Everybody keeps talking about how much our dogs are going to miss us, but what about cats? I think they are eyeing us with contempt, coming so late as we are to operating on cat time.

Finally, maybe we can take this time to experience some post-traumatic growth. The linked article from The New York Times posits that it’s not the Pollyannas who make it through adversity with no lingering effects – it’s those who take a tragically optimistic outlook. The recommendation by an overwhelming majority of researchers who study this topic of resilience suggests that looking for meaning – not happiness, and especially not happiness via consumer goods –  is the way through this pandemic.

How’s your outlook this week?

Earth Day 2020: A Reminder

Leg from a baby doll peeks out of a dead log resting on dried leaves
This is a kind of nature, yes?

For you, on this Earth Day, a reminder:

The day you plant the seed is not the day you eat the fruit.

There are two sides of me warring inside as we continue with this pandemic, even as the earth’s skies clear and waters teem again with fish.

The first, as familiar as my favorite pair of jeans (which now have a rip and look terrible on me BUT I DON’T CARE), believes that we will not learn, that we will go on destroying the planet and each other.

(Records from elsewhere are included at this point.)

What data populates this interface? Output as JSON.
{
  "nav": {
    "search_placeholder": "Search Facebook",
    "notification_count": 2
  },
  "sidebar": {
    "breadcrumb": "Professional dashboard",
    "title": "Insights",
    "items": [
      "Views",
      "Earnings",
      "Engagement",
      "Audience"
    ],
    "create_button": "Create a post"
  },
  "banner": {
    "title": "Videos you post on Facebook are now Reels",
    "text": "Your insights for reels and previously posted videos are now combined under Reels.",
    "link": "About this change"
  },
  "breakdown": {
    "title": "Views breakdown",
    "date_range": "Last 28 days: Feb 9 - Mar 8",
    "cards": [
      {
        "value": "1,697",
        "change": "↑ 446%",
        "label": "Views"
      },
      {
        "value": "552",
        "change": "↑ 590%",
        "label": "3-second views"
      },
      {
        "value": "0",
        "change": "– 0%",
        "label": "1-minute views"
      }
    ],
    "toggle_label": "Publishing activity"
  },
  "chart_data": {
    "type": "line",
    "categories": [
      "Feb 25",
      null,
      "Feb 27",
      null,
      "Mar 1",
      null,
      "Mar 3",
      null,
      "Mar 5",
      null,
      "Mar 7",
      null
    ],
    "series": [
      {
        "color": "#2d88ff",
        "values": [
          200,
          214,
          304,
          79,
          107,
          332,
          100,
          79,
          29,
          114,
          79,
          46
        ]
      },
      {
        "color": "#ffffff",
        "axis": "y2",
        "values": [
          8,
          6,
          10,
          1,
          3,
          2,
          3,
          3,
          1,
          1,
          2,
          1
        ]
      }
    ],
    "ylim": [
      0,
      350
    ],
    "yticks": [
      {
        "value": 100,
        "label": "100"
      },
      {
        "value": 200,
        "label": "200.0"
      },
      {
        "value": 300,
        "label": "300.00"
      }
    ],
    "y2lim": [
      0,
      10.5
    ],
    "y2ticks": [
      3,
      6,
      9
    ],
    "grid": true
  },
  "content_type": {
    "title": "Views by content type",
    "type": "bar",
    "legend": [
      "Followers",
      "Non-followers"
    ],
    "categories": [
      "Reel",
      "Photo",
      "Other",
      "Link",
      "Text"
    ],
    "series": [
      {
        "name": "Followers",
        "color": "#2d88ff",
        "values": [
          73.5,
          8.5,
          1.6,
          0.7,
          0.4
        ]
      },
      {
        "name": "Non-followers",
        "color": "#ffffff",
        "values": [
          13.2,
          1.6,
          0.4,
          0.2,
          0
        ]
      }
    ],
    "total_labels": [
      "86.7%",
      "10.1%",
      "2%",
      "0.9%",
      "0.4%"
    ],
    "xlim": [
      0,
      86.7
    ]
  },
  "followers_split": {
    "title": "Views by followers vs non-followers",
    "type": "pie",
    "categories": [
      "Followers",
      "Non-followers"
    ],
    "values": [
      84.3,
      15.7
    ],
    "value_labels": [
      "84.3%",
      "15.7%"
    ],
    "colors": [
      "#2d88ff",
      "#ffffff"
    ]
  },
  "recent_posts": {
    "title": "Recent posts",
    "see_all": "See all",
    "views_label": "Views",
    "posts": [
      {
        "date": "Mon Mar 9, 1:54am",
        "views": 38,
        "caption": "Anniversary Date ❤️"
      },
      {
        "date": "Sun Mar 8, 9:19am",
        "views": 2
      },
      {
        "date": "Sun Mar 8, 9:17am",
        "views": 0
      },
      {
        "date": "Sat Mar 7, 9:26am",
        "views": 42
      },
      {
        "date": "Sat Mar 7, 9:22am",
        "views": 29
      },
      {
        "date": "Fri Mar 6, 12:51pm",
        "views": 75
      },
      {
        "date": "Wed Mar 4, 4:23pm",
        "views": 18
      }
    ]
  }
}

Because we are selfish, meminemy people who would not seize a learning opportunity if it slapped us in the face. We want what we want, come hell or highwater. #HellIsOtherPeople #Irony

The second side, odd but somehow also something I recognize, has hope that perhaps things might be different. That this situation will somehow show people the real way, the way of kindness and love. The only way that is actually sustainable.

And then Florida shows up. And Georgia. And South Carolina. Sigh.

As ever, be kind. Wash your hands. Love each other.